Question's on cloud cache

Hi Dremio Team,
can we get some isight’s on cloud caching?

after enabling cloud cache,
how do i correlate cached data to a physical data/queried data?
how do i know if query is using the cache(from profile)?
how do i manually cleanup cache db and files directory?

Thanks

@smora

how do i correlate cached data to a physical data/queried data? - Do you want to compare? Then query the source data using an external tool and compare
how do i know if query is using the cache(from profile)? - Yes, from profile
how do i manually cleanup cache db and files directory? We control this by setting the percentage property - Deleting files from cache

hi @balaji.ramaswamy

  1. if i run a query select * from A from UI, will it cache all the data from A? and by going into cache directory/files folder can i see some some reference to table A
    if we know what data exactly cached, we can pre populate cache before actual user/reporting happens.

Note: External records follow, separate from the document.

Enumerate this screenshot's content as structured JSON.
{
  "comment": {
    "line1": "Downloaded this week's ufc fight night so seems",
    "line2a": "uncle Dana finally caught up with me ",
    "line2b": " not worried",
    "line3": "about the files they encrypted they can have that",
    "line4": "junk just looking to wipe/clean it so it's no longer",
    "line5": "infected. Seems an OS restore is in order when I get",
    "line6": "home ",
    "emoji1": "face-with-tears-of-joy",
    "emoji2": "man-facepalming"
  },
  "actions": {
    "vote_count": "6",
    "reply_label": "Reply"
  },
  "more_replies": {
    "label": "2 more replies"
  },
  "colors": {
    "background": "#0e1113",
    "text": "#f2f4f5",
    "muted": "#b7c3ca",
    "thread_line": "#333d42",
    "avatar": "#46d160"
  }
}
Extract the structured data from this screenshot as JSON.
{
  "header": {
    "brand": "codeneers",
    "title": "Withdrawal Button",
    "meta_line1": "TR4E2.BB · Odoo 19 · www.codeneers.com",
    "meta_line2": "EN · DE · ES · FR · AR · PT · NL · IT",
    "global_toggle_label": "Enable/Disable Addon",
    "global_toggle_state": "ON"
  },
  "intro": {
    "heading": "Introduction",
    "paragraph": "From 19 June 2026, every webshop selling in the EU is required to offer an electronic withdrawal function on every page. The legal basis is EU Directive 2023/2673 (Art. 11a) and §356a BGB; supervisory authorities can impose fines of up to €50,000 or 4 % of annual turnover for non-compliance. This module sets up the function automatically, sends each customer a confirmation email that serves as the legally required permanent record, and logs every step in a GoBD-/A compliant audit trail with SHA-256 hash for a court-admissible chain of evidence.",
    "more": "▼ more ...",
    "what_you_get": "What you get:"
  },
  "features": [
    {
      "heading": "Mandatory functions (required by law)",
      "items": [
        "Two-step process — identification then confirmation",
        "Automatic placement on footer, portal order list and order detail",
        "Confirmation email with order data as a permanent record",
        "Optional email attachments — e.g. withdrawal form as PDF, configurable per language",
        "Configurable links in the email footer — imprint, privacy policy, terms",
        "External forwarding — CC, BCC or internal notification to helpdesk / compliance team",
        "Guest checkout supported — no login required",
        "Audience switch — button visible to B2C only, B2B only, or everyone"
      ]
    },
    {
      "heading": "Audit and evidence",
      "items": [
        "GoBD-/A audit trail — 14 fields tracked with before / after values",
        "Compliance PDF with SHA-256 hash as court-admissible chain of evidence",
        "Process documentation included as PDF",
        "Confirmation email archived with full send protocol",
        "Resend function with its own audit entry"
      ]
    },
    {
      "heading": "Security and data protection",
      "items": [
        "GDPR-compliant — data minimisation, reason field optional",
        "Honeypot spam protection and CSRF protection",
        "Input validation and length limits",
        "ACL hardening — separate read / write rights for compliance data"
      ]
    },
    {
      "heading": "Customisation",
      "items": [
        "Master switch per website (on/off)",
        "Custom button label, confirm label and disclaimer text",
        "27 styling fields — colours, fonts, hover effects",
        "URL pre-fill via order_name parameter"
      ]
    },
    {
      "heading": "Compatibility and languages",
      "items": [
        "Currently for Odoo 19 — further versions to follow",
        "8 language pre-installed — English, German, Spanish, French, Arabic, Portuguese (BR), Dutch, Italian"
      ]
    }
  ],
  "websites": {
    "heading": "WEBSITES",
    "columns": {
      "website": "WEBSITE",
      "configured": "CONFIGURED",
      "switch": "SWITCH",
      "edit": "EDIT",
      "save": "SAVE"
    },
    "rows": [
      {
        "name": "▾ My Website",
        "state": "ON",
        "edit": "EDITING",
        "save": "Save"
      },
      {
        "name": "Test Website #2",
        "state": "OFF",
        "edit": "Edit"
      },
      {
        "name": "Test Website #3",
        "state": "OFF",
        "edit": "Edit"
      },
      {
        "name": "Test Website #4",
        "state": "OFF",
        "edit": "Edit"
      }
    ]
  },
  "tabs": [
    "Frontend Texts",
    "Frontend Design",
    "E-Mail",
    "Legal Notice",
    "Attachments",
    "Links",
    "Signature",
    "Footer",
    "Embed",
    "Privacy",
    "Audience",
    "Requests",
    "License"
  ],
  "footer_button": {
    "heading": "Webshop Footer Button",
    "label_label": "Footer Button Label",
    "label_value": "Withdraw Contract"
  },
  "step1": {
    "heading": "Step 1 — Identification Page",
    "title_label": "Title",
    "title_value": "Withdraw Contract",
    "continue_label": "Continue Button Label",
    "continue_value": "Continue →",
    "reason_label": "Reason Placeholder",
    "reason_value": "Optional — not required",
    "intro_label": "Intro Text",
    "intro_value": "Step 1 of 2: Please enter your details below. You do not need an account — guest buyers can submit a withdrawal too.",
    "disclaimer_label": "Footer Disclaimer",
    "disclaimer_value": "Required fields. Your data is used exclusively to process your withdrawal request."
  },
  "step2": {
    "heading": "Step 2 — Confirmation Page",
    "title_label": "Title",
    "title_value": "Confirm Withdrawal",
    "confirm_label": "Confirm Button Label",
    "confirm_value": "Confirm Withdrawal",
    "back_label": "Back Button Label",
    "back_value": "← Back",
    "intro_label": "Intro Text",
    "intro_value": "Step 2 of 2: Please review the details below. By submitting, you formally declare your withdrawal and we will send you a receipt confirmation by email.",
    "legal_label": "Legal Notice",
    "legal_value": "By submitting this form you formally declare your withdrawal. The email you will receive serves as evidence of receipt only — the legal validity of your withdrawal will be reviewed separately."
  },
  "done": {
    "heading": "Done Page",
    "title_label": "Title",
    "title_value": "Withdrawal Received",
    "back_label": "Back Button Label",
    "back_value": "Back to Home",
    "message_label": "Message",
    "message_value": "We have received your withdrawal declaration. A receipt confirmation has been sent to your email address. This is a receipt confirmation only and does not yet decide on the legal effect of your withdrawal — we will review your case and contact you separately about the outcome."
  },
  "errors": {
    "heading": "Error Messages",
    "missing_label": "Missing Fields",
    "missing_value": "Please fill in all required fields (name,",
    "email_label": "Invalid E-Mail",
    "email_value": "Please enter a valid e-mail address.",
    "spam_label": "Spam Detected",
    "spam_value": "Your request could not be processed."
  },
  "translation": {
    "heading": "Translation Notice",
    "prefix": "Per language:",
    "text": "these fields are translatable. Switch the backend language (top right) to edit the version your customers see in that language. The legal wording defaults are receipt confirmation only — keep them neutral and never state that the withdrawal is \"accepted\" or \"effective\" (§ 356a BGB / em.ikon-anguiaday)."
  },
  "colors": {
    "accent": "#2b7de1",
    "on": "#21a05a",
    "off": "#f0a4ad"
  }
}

  2. which part of query profile indicates if cache is used? only messages i see from profile is something like “PERMISSION_CACHE_HIT (0 ms)”

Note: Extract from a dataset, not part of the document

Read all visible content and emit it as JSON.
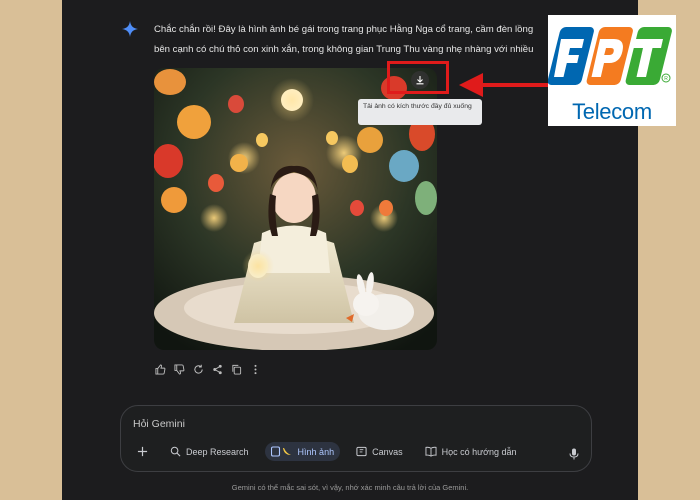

  3. this link indicates completely wiping out cache and disabling cache on a source. can i selectively cleanup some cache folders, by manually deleting some folder from cache files directory

1 Like

any update on @smora question? I am interested in cleaning up some cache folders

#1 Yes, if you run select * from UI (run), that should cache all rows so subsequent queries on that dataset should use C3 cache. The files are under the folder configured but not readable.
#2 Expand the Parquet_Scan, scroll to the Operator_metrics section and scroll to the right and you will see “NUM_CACHE_HITS” and “NUM_CACHE_MISSES”, see attached screenshot
#3 Currently this is not possible

Queries run via UI are truncated to roughly 1M records. Does Dremio still fetch all the data from the data lake and stores it in C3 or would it only cache the Parquet files required for the ~ 1M records?

I have exactly same question.
Plus to this, I want understand can I disable cache for only one table?
Some of my tables has very fat columns, which never used in Queries only in ETL flow.